All it takes is a barely suppressed giggle, snigger or faint ‘are you serious?’ to ensure that we return to our corner, tail between our legs, hardly daring to speak again. It’s not uncommon though, for several minutes later for someone else to say exactly what we were trying to say, and then receive loud applause!
Or those times when we’ve invested lots of effort into something important. It can be tough when people who are unaware of the background to our story dismiss our success as a fluke, trivial or say it happened because of someone else.
If you feel compelled to explain, justify yourself or remonstrate, just pause and ask why should you allow yourself to be pressured like that?
Do you really owe these people an explanation, does their judgement make a difference to your life, do you, on reflection, actually care what they think so much?
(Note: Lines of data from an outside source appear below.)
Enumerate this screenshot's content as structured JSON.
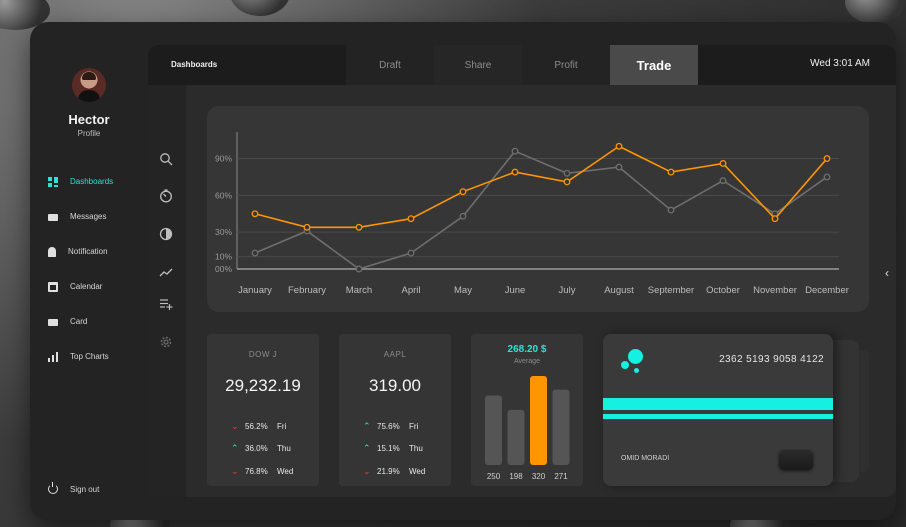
{
  "profile": {
    "name": "Hector",
    "subtitle": "Profile"
  },
  "nav": {
    "items": [
      {
        "label": "Dashboards",
        "icon": "dashboard-icon",
        "active": true
      },
      {
        "label": "Messages",
        "icon": "mail-icon"
      },
      {
        "label": "Notification",
        "icon": "bell-icon"
      },
      {
        "label": "Calendar",
        "icon": "calendar-icon"
      },
      {
        "label": "Card",
        "icon": "credit-card-icon"
      },
      {
        "label": "Top Charts",
        "icon": "bar-chart-icon"
      }
    ],
    "signout": "Sign out"
  },
  "topbar": {
    "section": "Dashboards",
    "tabs": [
      "Draft",
      "Share",
      "Profit",
      "Trade"
    ],
    "active_tab": "Trade",
    "clock": "Wed 3:01 AM"
  },
  "tools": [
    "search-icon",
    "timer-icon",
    "circle-icon",
    "trend-icon",
    "playlist-add-icon",
    "settings-icon"
  ],
  "chart_data": {
    "type": "line",
    "categories": [
      "January",
      "February",
      "March",
      "April",
      "May",
      "June",
      "July",
      "August",
      "September",
      "October",
      "November",
      "December"
    ],
    "y_tick_labels": [
      "00%",
      "10%",
      "30%",
      "60%",
      "90%"
    ],
    "y_ticks": [
      0,
      10,
      30,
      60,
      90
    ],
    "ylim": [
      0,
      110
    ],
    "series": [
      {
        "color": "#ff9500",
        "values": [
          45,
          34,
          34,
          41,
          63,
          79,
          71,
          100,
          79,
          86,
          41,
          90
        ]
      },
      {
        "color": "#6e6e6e",
        "values": [
          13,
          31,
          0,
          13,
          43,
          96,
          78,
          83,
          48,
          72,
          45,
          75
        ]
      }
    ]
  },
  "stats": [
    {
      "name": "DOW J",
      "value": "29,232.19",
      "rows": [
        {
          "dir": "down",
          "pct": "56.2%",
          "day": "Fri"
        },
        {
          "dir": "up",
          "pct": "36.0%",
          "day": "Thu"
        },
        {
          "dir": "down",
          "pct": "76.8%",
          "day": "Wed"
        }
      ]
    },
    {
      "name": "AAPL",
      "value": "319.00",
      "rows": [
        {
          "dir": "up",
          "pct": "75.6%",
          "day": "Fri"
        },
        {
          "dir": "up",
          "pct": "15.1%",
          "day": "Thu"
        },
        {
          "dir": "down",
          "pct": "21.9%",
          "day": "Wed"
        }
      ]
    }
  ],
  "average": {
    "amount": "268.20 $",
    "label": "Average",
    "bar_labels": [
      "250",
      "198",
      "320",
      "271"
    ],
    "bar_values": [
      250,
      198,
      320,
      271
    ],
    "highlight_index": 2,
    "bar_color": "#555555",
    "highlight_color": "#ff9500"
  },
  "card": {
    "number": "2362 5193 9058 4122",
    "holder": "OMID MORADI",
    "accent": "#16f0e0"
  },
  "side_handle": "‹"
}
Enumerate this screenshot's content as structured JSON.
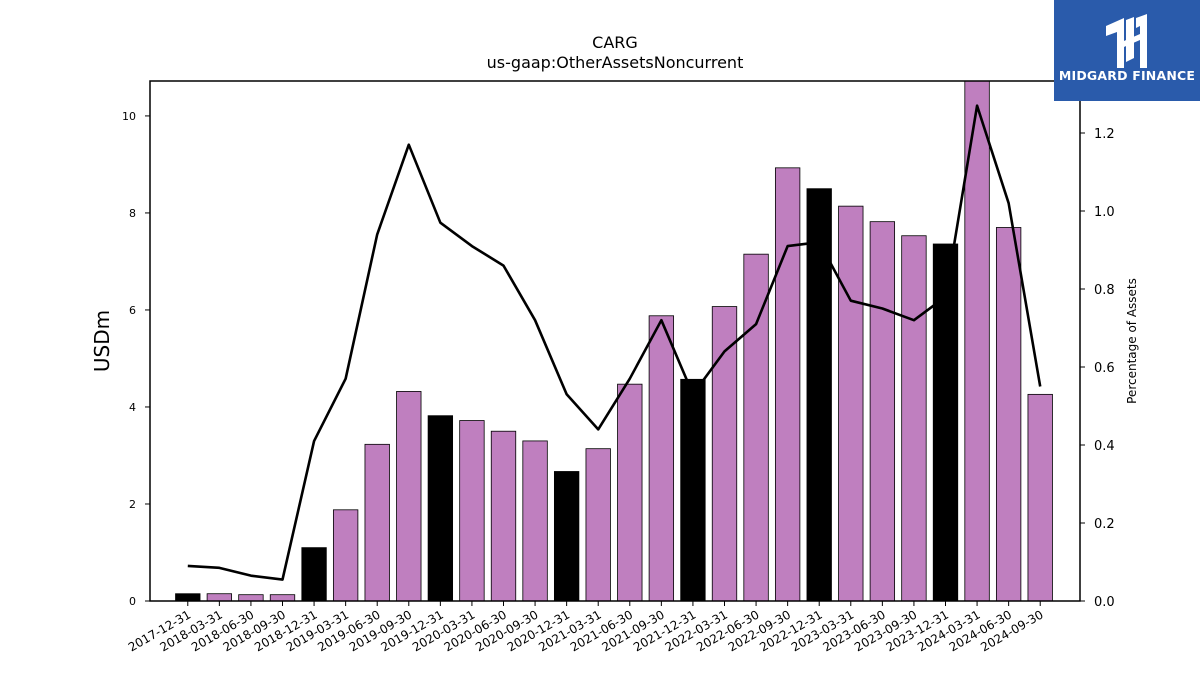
{
  "chart_data": {
    "type": "bar",
    "title": "CARG",
    "subtitle": "us-gaap:OtherAssetsNoncurrent",
    "ylabel": "USDm",
    "y2label": "Percentage of Assets",
    "ylim": [
      0,
      10.72
    ],
    "y2lim": [
      0,
      1.3333
    ],
    "yticks": [
      0,
      2,
      4,
      6,
      8,
      10
    ],
    "y2ticks": [
      "0.0",
      "0.2",
      "0.4",
      "0.6",
      "0.8",
      "1.0",
      "1.2"
    ],
    "categories": [
      "2017-12-31",
      "2018-03-31",
      "2018-06-30",
      "2018-09-30",
      "2018-12-31",
      "2019-03-31",
      "2019-06-30",
      "2019-09-30",
      "2019-12-31",
      "2020-03-31",
      "2020-06-30",
      "2020-09-30",
      "2020-12-31",
      "2021-03-31",
      "2021-06-30",
      "2021-09-30",
      "2021-12-31",
      "2022-03-31",
      "2022-06-30",
      "2022-09-30",
      "2022-12-31",
      "2023-03-31",
      "2023-06-30",
      "2023-09-30",
      "2023-12-31",
      "2024-03-31",
      "2024-06-30",
      "2024-09-30"
    ],
    "series": [
      {
        "type": "bar",
        "values": [
          0.15,
          0.15,
          0.13,
          0.13,
          1.1,
          1.88,
          3.23,
          4.32,
          3.82,
          3.72,
          3.5,
          3.3,
          2.67,
          3.14,
          4.47,
          5.88,
          4.57,
          6.07,
          7.15,
          8.93,
          8.5,
          8.14,
          7.82,
          7.53,
          7.36,
          10.72,
          7.7,
          4.26
        ],
        "fiscal_year_end": [
          true,
          false,
          false,
          false,
          true,
          false,
          false,
          false,
          true,
          false,
          false,
          false,
          true,
          false,
          false,
          false,
          true,
          false,
          false,
          false,
          true,
          false,
          false,
          false,
          true,
          false,
          false,
          false
        ]
      },
      {
        "type": "line",
        "axis": "right",
        "values": [
          0.09,
          0.085,
          0.065,
          0.055,
          0.41,
          0.57,
          0.94,
          1.17,
          0.97,
          0.91,
          0.86,
          0.72,
          0.53,
          0.44,
          0.57,
          0.72,
          0.53,
          0.64,
          0.71,
          0.91,
          0.92,
          0.77,
          0.75,
          0.72,
          0.78,
          1.27,
          1.02,
          0.55
        ]
      }
    ],
    "colors": {
      "bar": "#bf7fbf",
      "bar_fiscal_year_end": "#000000",
      "line": "#000000",
      "bar_edge": "#000000"
    }
  },
  "logo": {
    "text": "MIDGARD FINANCE",
    "bg": "#2a5bab"
  }
}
No, no, no! Breathe, let it go and smile to yourself about what you’ve done, the efforts you’ve made, the lessons you’ve learned along this journey. And smile too at what they’ve Not been doing while you were working to improve yourself.
Judgemental people seem to feel that confidence comes from running others down, belittling their efforts and generally using the piles of defeated bodies as stepping-stones over which they intend to climb. They may come across as knowledgeable, strong, forceful characters, full of confidence, driven and motivated.
But gradually others start to see through their shallow veneer, realising how unnecessary and unpleasant it is to share the same orbit as those who continually rubbish other people, even when it’s simply by raising an eyebrow or delivering an incredulous sigh.
There’s no joy in being around people who are always on the lookout for negatives in others, who are quick to judge and who choose to form inflexible opinions, thus seeing faults and imperfections in any situation.
Most of us don’t mind and are even a little relieved if a keynote speaker appears human and occasionally stumbles over a few words, we’re tolerant if a new member of staff makes a small mistake in a restaurant. We don’t need to rant, complain or make loud demands.
Rather than find fault and reasons to criticise it makes for a far more pleasant and positive experience when we encourage, appreciate the good, celebrate each other’s successes and offer ways to raise each other up.
It’s far more satisfying and less stressful to enjoy finding the positives rather than the negatives.